Nous publions ici un mémoire universitaire (résumé et texte intégral en PDF) qui traite de cette dualité. Il est écrit par Céline Torrisi, diplômé de l’IEP de Grenoble et actuellement en master 2 recherche « Administration, Droit et Développement Territorial »  à la faculté de droit de Grenoble. Celine Torrisi prépare un doctorat (quelle idée! cf. Mafias italiennes et relations internationales) en co-tutelle avec l’université Federico II de Naples sur un des deux thèmes suivants: « Etat, mafia et territoire: la structuration territoriale de l’Etat à l’épreuve du crime organisé, l’exemple de l’Italie » ou sur « le phénomène des infiltrations mafieuses au sein des administrations locales. » Sur le plus long terme, Céline pourrait préparer les concours de la magistrature en Italie (elle doit être subversive puisque d’après le président du Conseil, les magistrats sont dans la logique du coup d’état). Celine  Torrisi est retournée vivre en Italie depuis 4 ans, ( aucun avenir pour elle donc 🙂 ), ce qui n’a fait que confirmer sa passion pour la vie politico-institutionnelle de ce pays (irrécupérable!).

Résumé :

paridis fiscaux carteDepuis le 11 septembre 2001, les démocraties occidentales n’ont de cesse de focaliser leur attention sur un élément qu’elles considèrent comme leur plus grande menace : le terrorisme. De cette façon elles semblent laisser de côté un autre danger : la criminalité organisée. Le choix des mots n’est pas anodin. L’effet que l’on désire susciter est altéré selon que l’on parle de criminalité organisée ou de mafia. En effet parler de la criminalité organisée confère davantage de pesanteur au discours et peut être davantage de crédit. Cependant parler de la mafia fait souvent sourire, ou suscite une certaine fascination chez les individus. Pourtant ces deux expressions désignent un même phénomène, bien plus redoutable qu’on ne se l’imagine et ce pour plusieurs raisons. D’une part parce que la mafia n’apparaît que comme un mythe pour la grande majorité des individus. D’autre part parce que la lutte contre la criminalité organisée est devenue un objectif secondaire tant au sein des Etats occidentaux qu’au sein des organisations internationales. Enfin parce que contrairement à ce qu’on pourrait nous laisser croire les mafias ont su parfaitement s’adapter au processus de la mondialisation. Ce dernier a même accentué le danger qu’elles représentent. Si la criminalité organisée n’a jamais été un phénomène purement et uniquement sicilien, il n’empêche que le processus de mondialisation, compris comme un processus neutre de diffusion de certaines normes traduites au niveau local par l‘ Etat, a largement favorisé la criminalité organisée lorsqu’il ne l’a pas renforcé. La facilitation des communications et des déplacements, la déréglementation de l’économie, la création d’un espace mondial ouvert ont eu des conséquences néfastes dont le renforcement et l’expansion des mafias.

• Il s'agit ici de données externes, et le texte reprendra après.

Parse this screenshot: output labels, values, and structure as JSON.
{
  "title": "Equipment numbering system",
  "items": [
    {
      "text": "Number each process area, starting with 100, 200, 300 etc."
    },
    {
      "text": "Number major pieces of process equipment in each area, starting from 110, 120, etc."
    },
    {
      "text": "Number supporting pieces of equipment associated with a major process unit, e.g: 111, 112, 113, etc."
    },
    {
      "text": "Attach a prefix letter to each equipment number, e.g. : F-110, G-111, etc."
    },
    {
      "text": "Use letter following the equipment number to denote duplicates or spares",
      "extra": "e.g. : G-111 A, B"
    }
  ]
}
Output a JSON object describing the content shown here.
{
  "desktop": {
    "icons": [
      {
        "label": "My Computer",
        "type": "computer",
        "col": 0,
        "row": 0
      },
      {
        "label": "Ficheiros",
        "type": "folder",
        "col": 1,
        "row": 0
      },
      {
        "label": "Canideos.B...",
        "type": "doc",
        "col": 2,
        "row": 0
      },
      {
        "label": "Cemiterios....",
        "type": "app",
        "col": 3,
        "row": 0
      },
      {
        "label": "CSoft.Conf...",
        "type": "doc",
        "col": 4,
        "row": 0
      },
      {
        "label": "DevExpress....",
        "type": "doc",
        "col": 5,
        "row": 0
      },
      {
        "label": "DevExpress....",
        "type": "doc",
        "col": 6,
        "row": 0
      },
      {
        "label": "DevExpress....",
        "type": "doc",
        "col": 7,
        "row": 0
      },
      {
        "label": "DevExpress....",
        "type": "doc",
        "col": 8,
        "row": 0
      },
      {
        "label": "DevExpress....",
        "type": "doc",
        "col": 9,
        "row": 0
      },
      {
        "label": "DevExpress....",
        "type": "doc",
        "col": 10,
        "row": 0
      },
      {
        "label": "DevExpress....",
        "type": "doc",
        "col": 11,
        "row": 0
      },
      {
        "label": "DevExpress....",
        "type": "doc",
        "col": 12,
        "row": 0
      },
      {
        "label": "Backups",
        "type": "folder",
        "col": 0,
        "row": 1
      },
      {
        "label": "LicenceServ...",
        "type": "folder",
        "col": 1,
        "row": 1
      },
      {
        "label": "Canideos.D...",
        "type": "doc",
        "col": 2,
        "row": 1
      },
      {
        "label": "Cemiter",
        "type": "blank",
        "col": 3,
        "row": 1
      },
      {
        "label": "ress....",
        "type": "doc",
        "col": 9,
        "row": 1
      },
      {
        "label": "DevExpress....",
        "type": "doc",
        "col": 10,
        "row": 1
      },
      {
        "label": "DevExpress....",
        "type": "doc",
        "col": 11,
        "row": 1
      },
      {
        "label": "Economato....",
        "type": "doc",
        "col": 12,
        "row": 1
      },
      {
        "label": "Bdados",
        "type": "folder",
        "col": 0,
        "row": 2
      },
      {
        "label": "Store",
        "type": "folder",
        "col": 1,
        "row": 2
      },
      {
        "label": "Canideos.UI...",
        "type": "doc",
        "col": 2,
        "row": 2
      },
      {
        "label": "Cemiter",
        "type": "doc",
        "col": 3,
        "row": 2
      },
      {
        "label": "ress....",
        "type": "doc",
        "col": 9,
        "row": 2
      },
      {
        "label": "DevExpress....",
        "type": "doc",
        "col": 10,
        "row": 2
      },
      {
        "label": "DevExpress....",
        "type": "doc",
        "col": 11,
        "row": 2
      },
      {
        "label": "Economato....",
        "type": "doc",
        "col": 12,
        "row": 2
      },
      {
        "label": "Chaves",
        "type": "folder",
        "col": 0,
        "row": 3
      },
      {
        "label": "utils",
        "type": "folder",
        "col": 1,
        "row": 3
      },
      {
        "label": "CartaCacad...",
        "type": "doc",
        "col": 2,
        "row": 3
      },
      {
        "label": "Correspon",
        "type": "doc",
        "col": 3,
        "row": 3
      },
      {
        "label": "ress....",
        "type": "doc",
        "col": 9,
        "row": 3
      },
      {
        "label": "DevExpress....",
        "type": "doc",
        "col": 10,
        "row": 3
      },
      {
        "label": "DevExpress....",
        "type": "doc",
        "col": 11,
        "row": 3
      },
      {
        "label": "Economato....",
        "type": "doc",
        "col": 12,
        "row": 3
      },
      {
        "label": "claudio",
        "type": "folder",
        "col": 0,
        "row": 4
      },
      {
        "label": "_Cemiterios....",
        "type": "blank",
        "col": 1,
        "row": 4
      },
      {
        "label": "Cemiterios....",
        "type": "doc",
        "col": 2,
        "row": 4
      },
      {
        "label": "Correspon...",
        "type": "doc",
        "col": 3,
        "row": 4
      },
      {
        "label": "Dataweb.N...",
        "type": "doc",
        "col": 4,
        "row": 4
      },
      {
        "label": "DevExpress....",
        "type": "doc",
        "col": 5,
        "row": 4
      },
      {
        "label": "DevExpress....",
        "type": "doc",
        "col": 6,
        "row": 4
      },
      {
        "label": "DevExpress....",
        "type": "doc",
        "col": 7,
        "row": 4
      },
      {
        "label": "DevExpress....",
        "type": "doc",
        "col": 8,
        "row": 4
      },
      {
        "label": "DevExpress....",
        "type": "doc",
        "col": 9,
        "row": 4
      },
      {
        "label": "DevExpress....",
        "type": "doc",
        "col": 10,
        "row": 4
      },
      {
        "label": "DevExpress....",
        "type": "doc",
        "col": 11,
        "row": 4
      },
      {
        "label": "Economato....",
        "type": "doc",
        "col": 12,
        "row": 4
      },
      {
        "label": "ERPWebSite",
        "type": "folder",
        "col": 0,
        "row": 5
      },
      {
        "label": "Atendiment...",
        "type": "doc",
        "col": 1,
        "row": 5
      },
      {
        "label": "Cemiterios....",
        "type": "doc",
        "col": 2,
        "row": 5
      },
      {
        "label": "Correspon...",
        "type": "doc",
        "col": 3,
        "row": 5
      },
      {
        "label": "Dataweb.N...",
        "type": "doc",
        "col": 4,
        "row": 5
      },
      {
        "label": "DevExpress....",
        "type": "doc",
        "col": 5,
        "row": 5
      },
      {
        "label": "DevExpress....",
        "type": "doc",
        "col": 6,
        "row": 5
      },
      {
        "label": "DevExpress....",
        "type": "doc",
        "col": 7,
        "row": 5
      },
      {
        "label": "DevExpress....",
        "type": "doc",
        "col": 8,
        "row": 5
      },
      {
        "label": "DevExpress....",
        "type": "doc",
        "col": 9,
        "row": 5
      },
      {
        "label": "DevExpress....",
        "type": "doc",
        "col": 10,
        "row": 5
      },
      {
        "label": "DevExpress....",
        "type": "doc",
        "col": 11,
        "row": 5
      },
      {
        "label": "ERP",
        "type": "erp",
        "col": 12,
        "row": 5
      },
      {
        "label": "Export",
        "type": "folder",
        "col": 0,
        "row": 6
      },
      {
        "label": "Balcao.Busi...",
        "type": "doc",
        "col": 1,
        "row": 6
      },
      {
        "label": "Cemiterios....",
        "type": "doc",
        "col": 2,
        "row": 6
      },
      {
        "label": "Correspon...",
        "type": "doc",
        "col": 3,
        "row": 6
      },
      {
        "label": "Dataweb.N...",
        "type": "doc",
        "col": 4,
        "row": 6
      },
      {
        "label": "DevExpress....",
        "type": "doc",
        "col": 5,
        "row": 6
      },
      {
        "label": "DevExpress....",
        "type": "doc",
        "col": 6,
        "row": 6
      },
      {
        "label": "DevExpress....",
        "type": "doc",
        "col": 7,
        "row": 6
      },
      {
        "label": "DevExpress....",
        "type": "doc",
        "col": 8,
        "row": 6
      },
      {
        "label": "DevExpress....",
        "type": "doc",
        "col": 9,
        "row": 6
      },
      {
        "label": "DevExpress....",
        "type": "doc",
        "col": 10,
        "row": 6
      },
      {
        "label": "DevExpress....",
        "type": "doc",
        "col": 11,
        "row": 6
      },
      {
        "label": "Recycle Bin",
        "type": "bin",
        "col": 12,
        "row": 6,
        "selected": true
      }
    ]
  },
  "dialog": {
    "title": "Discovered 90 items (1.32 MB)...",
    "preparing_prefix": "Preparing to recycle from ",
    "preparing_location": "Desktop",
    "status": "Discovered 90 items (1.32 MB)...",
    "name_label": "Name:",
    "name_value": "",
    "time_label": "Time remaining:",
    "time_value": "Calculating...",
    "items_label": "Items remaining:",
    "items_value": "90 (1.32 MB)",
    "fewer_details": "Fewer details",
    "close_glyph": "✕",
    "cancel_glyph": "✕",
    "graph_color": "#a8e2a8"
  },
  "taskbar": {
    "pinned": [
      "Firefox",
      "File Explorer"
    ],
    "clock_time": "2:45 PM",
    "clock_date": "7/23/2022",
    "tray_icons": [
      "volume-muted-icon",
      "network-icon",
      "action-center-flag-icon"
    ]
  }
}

Affirmer que le processus de mondialisation a eu des effets négatifs ne doit pas être interprété comme relevant d’un dialogue altermondialiste. Notre but n’est pas d’expliquer exhaustivement le processus de mondialisation de la criminalité organisée mais d’essayer de voir en quoi la mondialisation a fait des mafias des puissances capables de contrôler un territoire local tout en rayonnant sur la scène de l’illégalité transnationale. Ainsi nous partirons d’un constat : la criminalité organisée est aujourd’hui un phénomène transnational. Mais les mafias présentent une caractéristique particulière : pour exister elles ont besoin d’un ancrage local sans lequel elles sont comme la pieuvre sans la tête, vide de toute capacité d’action. Ce n’est que par souci d’étendre leur puissance qu’elles se sont mondialisées. On se demandera alors comment il est possible qu’une organisation transnationale, illégale, menace d’envergure pour les démocraties les plus solides, organisation à l’origine de nombreux détournements de fond, de catastrophe sanitaire telle la crise des déchets à Naples, retienne si peu l’attention des organisations internationales, des Etats, et des individus ? Selon nous, les mafias sont aujourd’hui des réalités qui ont su tirer profit de la mondialisation mais dont la nature réelle est voilée par la persistance d’un mythe au sein de l’imaginaire collectif. Aussi nous semble-t-il que les mafias opèrent un va et vient constant entre mondialisation et ancrage territorial. Or les Etats et les organisations internationales sont impuissants face à au nouveau visage de la
criminalité organisée.
En s’appuyant sur l’exemple de la crise des déchets à Naples, symbole de la puissance de la Camorra et de la faiblesse de l’Etat italien on s’attachera à démontrer que la mondialisation permet à la mafia de s’ériger en puissance transnationale en intégrant illégalement l’activité légale(I). Mais elle lui permet également de renforcer sa territorialisation par le contournement discret des normes internationales et nationales (II). Ce contournement est d’autant plus dangereux que les Etats et les individus ne semblent s’attacher qu’aux phénomènes visibles et exceptionnels et non aux phénomènes invisibles et constants comme la criminalité organisée (III).